Tuesday, March 10, 2009

Alice Neel: The Movie

Alice Neel is one of those many artists who were sidelined, for too many years, by the great sweep of 20th century modernist abstraction and the "conceptualist" trend that followed in the last years of the century. It was a time when portrait painting was given short shrift, and Alice Neel was a portrait painter. She has, of course, since been rehabilitated in the eyes of the art cognoscenti--what little they know!--and is regarded with belated esteem for pictures that penetrate their subjects' heart and soul.

Now comes this documentary movie, Alice Neel, from her grandson Andrew, just recently made available on Netflix. It's alternately touching and infuriating--the latter, for me, at moments when it gets to be entirely too arty, reflecting on the process of the documentary itself more than on its subject. Get over that, and you'll enjoy this tribute to a feisty woman who cared little for anyone's opinion save her own.

It's clear from this story that Alice Neel lived to paint. Marriage, children, and the other contingencies of life seemed to happen along the way to the studio--a tiny apartment in Spanish Harlem that was cluttered with the results of her labors. Here her sitters sat. She painted them most often face-on, wide-eyed, unsmiling, stripped bare--whether clothed or naked. Neel shuns superficial physical beauty in favor of the deeper human qualities her studies reveal. Her people evince a peculiar, unpretentious nobility, a kind of stoic acceptance of what life has brought them by way of both body and social standing. If her painting seems rough, even at times unkind in its realism, it also reflects a profound compassion for her fellow human beings. Rooted in the expressionistic, leftist social realism of the pre-WWII period, when she started out, her art never wavers from its attention to the human predicament. Here's her picture of a young pregnant woman, a striking image that evokes all the joys, the anxieties, and the physical discomforts of that condition.



And here's a self-portrait that speaks eloquently of the aging process:



And the portrait of a fellow artist, Faith Ringgold:



The movie is the portrait of an artist, a mother, and a grandmother, and the picture it paints is a complex one. Neel emerges as an energetic, focused, uninhibitedly emotional woman, intellectually sharp, with a touch of lively cynicism in her view of human nature. Even in the year or so before her death, when the film was made, the juices flow. Asked about the appearance of multiple penises in one of her paintings, she responds exuberantly that it's not that she enjoys looking at them, it's that she wants to have them in her! She quite clearly loves the human body, loves nudity, loves the flesh. We see her, in a clip from a videotape made years earlier, delighting in the nudity of her grandchild--later the maker of THIS movie--as he delights in it himself, as children do, prancing around the studio while she paints him. You have to love this joyful part of her, thoroughly engaged in fleshiness of life and its rendering, through painting, into art.
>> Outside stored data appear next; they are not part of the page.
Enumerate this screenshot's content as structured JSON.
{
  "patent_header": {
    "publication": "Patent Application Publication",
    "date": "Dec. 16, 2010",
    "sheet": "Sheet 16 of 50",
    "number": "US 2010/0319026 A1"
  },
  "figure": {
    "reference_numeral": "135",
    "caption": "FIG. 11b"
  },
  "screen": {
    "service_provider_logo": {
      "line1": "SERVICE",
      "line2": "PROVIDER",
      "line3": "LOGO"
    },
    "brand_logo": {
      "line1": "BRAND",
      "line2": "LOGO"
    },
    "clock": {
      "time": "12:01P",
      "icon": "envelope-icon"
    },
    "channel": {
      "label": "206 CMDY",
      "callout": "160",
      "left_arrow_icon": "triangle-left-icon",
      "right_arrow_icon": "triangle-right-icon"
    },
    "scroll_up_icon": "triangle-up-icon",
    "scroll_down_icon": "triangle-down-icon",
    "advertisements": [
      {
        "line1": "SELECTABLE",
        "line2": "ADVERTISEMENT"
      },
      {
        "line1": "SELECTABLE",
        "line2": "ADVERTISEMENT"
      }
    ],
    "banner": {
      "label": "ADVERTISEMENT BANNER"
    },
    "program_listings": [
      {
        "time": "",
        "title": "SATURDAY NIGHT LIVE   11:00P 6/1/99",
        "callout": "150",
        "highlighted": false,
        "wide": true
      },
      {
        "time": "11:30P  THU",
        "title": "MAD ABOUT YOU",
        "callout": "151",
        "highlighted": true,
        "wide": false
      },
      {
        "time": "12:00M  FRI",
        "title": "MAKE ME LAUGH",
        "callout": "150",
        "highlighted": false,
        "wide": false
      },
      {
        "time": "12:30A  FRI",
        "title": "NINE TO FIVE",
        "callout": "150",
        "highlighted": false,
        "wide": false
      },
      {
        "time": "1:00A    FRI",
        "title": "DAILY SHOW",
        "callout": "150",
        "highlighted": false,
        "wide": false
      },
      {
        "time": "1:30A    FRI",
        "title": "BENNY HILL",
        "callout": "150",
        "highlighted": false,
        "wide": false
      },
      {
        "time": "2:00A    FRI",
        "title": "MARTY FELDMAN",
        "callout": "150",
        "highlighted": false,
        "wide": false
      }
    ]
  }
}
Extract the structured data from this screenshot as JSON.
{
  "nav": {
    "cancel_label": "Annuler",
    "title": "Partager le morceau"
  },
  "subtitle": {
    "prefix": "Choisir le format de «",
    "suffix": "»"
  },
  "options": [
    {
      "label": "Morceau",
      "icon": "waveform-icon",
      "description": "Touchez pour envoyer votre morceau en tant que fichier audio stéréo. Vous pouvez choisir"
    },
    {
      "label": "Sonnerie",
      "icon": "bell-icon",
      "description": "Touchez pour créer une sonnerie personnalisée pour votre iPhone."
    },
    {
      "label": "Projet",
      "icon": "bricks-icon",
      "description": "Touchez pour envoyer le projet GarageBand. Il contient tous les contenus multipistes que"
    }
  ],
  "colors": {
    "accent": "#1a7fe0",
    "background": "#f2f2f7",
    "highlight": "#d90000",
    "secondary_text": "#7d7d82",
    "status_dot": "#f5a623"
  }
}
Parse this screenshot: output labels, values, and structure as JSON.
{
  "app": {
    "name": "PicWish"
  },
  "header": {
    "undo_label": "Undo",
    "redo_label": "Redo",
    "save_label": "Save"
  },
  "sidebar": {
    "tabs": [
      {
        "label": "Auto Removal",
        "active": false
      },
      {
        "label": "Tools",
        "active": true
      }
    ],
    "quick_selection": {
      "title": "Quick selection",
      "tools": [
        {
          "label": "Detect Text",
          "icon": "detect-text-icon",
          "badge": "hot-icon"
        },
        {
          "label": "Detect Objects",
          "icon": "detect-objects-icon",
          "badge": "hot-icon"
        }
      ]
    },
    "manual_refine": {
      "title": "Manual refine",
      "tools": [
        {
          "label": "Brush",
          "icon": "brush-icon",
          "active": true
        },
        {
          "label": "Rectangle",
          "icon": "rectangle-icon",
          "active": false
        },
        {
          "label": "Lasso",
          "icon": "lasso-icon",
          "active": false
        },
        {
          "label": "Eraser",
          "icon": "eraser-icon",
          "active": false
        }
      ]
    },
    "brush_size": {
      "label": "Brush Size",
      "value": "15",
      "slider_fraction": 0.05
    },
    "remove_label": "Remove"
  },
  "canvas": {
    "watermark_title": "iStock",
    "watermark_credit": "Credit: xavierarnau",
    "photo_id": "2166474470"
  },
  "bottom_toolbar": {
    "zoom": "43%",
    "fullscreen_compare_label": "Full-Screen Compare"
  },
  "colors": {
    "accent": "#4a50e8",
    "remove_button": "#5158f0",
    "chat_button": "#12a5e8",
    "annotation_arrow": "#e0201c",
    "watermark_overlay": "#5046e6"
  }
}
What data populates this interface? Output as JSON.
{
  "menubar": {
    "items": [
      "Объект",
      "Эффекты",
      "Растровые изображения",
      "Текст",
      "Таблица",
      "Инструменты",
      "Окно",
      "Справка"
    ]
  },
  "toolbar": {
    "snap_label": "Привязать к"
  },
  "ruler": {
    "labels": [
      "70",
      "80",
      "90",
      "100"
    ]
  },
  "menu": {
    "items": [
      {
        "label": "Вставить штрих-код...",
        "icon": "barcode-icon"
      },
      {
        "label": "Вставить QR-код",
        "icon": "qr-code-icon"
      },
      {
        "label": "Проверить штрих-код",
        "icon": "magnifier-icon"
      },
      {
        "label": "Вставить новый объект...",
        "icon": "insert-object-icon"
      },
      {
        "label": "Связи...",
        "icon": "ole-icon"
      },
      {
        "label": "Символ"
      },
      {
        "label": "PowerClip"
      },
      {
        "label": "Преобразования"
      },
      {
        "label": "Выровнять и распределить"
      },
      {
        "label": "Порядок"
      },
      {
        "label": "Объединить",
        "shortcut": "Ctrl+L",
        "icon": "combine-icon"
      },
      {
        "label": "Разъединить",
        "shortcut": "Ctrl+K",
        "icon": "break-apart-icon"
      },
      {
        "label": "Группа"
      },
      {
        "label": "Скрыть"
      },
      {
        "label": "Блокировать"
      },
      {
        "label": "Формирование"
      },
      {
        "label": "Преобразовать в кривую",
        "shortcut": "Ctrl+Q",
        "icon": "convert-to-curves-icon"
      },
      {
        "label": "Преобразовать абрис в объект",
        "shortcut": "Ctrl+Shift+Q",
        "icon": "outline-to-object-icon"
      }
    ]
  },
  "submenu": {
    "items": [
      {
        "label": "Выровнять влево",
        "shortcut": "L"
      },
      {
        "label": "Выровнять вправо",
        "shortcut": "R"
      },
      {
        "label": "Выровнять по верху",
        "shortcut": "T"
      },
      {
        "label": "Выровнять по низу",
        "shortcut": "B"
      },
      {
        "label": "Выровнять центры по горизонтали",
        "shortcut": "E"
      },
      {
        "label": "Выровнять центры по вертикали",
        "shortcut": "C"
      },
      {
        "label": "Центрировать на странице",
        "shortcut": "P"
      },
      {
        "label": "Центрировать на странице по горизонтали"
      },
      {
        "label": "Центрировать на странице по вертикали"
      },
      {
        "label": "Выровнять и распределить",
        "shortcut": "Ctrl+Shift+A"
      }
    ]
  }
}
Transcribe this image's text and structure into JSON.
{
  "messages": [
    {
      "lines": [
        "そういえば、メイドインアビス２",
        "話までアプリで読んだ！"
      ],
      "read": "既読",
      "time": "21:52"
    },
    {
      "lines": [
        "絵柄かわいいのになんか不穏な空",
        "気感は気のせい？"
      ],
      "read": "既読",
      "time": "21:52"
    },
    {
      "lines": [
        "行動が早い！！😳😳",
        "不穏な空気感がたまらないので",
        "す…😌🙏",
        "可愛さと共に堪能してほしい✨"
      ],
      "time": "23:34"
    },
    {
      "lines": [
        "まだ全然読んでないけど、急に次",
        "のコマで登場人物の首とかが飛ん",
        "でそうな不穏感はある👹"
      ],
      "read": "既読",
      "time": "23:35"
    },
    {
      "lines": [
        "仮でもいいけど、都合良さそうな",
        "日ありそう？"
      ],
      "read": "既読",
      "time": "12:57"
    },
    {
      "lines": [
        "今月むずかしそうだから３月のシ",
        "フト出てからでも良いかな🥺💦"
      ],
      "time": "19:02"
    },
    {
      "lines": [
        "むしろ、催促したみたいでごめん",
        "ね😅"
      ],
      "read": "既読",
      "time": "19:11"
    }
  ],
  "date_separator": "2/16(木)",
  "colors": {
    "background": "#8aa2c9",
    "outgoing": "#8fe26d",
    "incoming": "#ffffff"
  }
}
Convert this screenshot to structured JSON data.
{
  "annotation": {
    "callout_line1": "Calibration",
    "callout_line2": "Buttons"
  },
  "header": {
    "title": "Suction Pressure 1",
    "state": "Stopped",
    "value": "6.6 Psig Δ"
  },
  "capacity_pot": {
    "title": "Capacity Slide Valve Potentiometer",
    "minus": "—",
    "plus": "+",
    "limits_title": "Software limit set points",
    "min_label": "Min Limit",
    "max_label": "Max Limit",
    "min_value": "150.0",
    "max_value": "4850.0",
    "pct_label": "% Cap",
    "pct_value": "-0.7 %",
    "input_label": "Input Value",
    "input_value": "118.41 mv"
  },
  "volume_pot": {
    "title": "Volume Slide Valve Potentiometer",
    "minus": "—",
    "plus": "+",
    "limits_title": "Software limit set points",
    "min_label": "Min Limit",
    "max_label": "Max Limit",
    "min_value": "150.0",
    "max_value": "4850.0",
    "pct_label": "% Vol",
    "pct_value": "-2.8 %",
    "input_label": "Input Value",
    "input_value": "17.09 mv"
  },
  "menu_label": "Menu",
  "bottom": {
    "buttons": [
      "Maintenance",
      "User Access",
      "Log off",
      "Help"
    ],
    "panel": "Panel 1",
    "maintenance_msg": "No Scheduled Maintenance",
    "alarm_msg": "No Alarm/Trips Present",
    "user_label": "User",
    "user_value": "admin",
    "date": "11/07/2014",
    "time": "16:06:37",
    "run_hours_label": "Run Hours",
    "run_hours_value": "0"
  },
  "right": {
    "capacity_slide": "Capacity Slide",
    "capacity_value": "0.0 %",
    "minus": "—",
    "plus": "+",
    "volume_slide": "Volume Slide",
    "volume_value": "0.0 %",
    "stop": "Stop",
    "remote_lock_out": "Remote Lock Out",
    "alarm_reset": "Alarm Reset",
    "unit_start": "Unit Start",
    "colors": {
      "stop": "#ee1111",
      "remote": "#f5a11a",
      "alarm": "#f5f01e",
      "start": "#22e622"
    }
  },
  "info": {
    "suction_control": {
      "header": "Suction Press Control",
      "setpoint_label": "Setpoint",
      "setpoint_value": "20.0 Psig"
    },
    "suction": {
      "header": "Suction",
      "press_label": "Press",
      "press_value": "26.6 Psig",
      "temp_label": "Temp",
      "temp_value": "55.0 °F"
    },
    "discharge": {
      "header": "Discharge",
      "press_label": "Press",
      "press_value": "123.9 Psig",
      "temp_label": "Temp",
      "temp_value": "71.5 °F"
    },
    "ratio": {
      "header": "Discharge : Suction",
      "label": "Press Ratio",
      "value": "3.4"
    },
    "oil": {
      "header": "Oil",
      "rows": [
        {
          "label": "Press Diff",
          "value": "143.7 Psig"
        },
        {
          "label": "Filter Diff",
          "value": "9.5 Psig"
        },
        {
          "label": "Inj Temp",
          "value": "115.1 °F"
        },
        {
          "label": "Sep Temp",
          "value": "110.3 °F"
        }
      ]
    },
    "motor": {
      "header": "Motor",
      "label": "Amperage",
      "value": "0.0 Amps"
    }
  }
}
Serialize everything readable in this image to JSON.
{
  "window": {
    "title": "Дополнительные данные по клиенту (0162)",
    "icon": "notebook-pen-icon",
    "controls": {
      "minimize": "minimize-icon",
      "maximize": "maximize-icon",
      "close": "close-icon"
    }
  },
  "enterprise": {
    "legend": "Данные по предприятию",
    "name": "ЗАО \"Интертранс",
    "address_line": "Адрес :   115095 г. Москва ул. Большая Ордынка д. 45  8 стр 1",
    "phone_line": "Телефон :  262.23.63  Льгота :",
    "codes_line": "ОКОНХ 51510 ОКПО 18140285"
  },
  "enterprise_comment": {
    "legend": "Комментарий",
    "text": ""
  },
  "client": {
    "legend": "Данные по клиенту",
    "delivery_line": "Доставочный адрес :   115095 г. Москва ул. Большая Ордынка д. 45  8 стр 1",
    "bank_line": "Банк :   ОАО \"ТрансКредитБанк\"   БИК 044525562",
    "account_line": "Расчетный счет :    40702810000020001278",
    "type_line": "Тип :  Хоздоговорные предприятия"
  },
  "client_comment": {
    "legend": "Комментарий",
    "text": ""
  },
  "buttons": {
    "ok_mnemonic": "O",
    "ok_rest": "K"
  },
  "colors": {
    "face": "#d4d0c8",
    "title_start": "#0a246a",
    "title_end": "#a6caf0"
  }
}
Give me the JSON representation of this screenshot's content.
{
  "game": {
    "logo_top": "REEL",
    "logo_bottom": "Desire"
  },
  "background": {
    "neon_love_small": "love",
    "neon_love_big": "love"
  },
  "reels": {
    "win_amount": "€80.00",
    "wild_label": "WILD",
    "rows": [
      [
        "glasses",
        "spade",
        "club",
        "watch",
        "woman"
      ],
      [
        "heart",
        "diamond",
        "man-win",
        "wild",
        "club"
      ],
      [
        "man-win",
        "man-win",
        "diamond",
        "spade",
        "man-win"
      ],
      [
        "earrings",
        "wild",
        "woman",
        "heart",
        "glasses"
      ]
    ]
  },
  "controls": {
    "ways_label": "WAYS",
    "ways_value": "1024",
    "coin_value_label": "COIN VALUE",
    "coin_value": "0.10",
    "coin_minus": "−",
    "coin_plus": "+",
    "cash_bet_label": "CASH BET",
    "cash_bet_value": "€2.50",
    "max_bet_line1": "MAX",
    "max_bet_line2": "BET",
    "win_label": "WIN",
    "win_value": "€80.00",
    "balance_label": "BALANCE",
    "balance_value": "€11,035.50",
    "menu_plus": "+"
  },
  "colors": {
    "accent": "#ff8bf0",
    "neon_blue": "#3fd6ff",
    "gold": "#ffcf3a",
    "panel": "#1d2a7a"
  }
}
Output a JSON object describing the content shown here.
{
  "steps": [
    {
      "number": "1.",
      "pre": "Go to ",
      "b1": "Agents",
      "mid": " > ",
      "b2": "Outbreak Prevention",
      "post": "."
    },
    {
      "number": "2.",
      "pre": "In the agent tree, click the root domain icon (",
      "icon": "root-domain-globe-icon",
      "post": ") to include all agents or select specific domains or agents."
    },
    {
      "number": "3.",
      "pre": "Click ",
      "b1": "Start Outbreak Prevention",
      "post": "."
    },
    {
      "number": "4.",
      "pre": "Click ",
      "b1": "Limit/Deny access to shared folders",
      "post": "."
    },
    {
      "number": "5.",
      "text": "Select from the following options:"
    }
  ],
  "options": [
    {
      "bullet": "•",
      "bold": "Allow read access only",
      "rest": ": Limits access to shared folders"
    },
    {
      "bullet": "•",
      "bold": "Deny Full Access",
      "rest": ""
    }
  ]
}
The film does not flinch, though, from exploring the dark side of this woman whose art-making came first and foremost in her life and who seemed unable to form a stable and lasting relationship with the men who were attracted to her. The outcome of early broken marriages and separations, her family relationships are almost too byzantine to follow. Andrew's film offers acerbic sidebars with another grandchild, the daughter of a daughter Neel virtually abandoned as a young mother, allowing the child to return to the father's family in Cuba--and failing even to recognize, let alone acknowledge her at an art event later in life. Neel's two sons, Andrew's father and his half-brother, appear in the film as adults clearly suffering, each in his own way, from parental neglect and maternal narcissism. Neel was too busy in her devotion to her art to notice that her younger son was being subjected to physical abuse by his stepfather.

A complicated family life, then, and one that bequeathed these two sons with a mixture of bemused adulation for their mother and--in the latter case, particularly--bitterness and barely concealed anger. In the broader view, this is not just a film about AN artist, it's about the self-involvement that drives some artists--not all, by any means--in the conduct of their private lives, outside the studio. It can lead to behavior that is destructive to the point of cruelty. Those who take a more romantic view of the artist than I do will argue that this kind of singleness of purpose is the necessary path for a great artist. I recognize the trait, but do not myself subscribe to the notion of its necessity.

At any event, I'm glad to have seen this film, and glad to be reminded of the celebration of humanity that is the work of Alice Neel, the painter. In one of my own former lives, back in 1983, when I was Dean of the arts at a Southern California university, I was proud and pleased that our gallery pioneered a substantial exhibition of her work in the days work before the "art world" began to deem it acceptable again. We invited her out to our campus for a lecture, and were captivated by the astute observation and the delightful wit of a woman who was already in her eighties and as full of life, it seemed, as ever. She died, as it turned out, just one year later. After seeing the movie, I pulled out a copy of the catalogue from our art library shelves and found it dedicated "To Peter Clothier from Alice Neel '83." Quite a thrill!